One such instance is the family of Betty Fortner. At 64, Fortner went for her annual mammogram. “They had me complete a family history,” Fortner says, “and I revealed my mother had died of cancer at age 41, my grandmother died of breast cancer at age 65 and three of my mother’s four sisters had been diagnosed with breast cancer.
“They were doing a study on the gene that causes the BRCA mutation. I gave them a saliva sample to test. In December, they informed me that I was BRCA1 positive and recommended that I meet with a gynecologist. After the consult, I was referred to an oncologist.”
Fortner quickly learned there are not many gynecologic oncologists in Arkansas, but was told she could find one at UAMS.
“I called Dr. Zorn’s office and had an appointment within 10 days,” Fortner says. “They were very aware of the implications of the BRCA gene. At my first appointment, I met with a genetic counselor who recorded all of my family history. Dr. Zorn examined me and explained the importance of having a preventative hysterectomy, even though there were no indications of any cancer.”
Together they decided Fortner would have the surgery and then meet with breast cancer specialists.
“Dr. Zorn assured me that she would have a pathologist in the operating room just in case she found anything.
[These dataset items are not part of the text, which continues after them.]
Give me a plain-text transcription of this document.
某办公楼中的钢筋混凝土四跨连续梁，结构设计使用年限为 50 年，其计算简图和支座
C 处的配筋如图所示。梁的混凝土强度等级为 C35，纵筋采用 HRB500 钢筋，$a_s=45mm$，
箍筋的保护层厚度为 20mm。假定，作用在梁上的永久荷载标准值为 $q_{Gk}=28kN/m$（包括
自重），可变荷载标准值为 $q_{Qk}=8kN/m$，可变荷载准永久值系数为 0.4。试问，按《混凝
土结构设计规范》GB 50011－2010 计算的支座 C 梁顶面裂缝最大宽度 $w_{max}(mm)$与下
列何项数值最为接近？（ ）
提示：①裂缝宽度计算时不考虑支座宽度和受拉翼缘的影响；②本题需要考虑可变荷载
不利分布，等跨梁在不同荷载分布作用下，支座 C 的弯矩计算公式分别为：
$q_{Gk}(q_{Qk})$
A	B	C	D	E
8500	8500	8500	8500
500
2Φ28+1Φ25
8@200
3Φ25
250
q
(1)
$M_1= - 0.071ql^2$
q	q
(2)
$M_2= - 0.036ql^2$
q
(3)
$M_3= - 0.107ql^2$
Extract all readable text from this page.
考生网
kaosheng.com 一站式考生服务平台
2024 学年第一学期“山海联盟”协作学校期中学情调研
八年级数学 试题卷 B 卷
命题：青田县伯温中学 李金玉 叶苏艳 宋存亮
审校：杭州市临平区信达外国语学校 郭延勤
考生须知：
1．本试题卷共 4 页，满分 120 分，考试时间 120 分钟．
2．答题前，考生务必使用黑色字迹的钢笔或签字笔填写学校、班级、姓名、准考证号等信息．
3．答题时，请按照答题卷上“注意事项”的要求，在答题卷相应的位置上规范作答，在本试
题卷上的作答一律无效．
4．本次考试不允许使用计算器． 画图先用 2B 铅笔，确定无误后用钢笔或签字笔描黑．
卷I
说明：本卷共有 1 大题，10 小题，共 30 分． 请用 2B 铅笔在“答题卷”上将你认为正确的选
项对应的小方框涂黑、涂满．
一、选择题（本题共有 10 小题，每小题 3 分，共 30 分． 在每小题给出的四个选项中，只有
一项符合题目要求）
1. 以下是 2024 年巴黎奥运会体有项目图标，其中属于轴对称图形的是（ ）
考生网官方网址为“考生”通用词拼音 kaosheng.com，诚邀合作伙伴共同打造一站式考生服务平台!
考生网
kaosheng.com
When I woke up in recovery and realized that I had been in surgery for about six hours, I knew she had found something.”
Fortner was first diagnosed with stage 1C ovarian cancer, but then the pathology report revealed cancer within her fallopian tube. “At this point I was stage 2A,” Fortner says. “Most ovarian cancer patients do not find that they have the disease until they are stage 3 or 4.”
Zorn explained all of the implications for Fortner and recommended chemotherapy. “She, her staff and the wonderful nurses in the infusion center created a plan specific to my needs,” says Fortner, who finished her treatments in July 2014.
“Dr. Zorn counseled me from the very beginning on the importance of notifying family members concerning the BRCA gene — not just in my immediate family, but also cousins, both male and female,” Fortner says. “Dr. Zorn was ecstatic when she learned my daughter had tested negative for the BRCA mutation.”
Six of Fortner’s brothers insisted on testing to learn if they had the gene and could have passed it to their daughters and granddaughters. Three were positive, and with that information, families can consider appropriate care.
“One cousin decided to be tested, and after learning she had the gene, she had surgery and no cancer was found,” Fortner says. “Although I believe knowledge gives you power to make decisions, not everyone believes this way, and that is their choice.”
Melinda Simonson, a genetic counselor at UAMS and colleague of Zorn, says she admires Zorn’s advocacy, both for patients to have access to clinical trials and state-of-the-art care, and for their team. “She is smart, compassionate and honest with our patients,” Simonson says.
As for gynecological cancer numbers in Arkansas, Zorn says the state is part of a national trend showing an increase in endometrial cancer cases.
“In the time I’ve been in practice, that’s gone from 50,000 cases a year in the U.S. to 60,000 cases a year, and it’s still rising,” Zorn says. “The main reason is that it’s an obesity-associated cancer, and in our country we’re seeing more and more obesity-related cancers.”
The other Arkansas detail that stands out to Zorn is a high number of cases of cervical cancer — especially cases that turn deadly. Zorn says the HPV vaccine used to prevent cervical cancers is widely underused.
“That was a miracle in women’s health care that I didn’t expect to see in my lifetime, and to have it happen so soon after I started in my practice was just incredible,” Zorn says. “But it’s even more incredible to watch people pass up that miracle.
“It’s a gift you can give your children and your grandchildren to reduce their risk of developing cancer down the road,” she says. “We have to take advantage of that when they’re teenagers so they can get the benefit of it when they’re in their 30s and 40s and 50s.”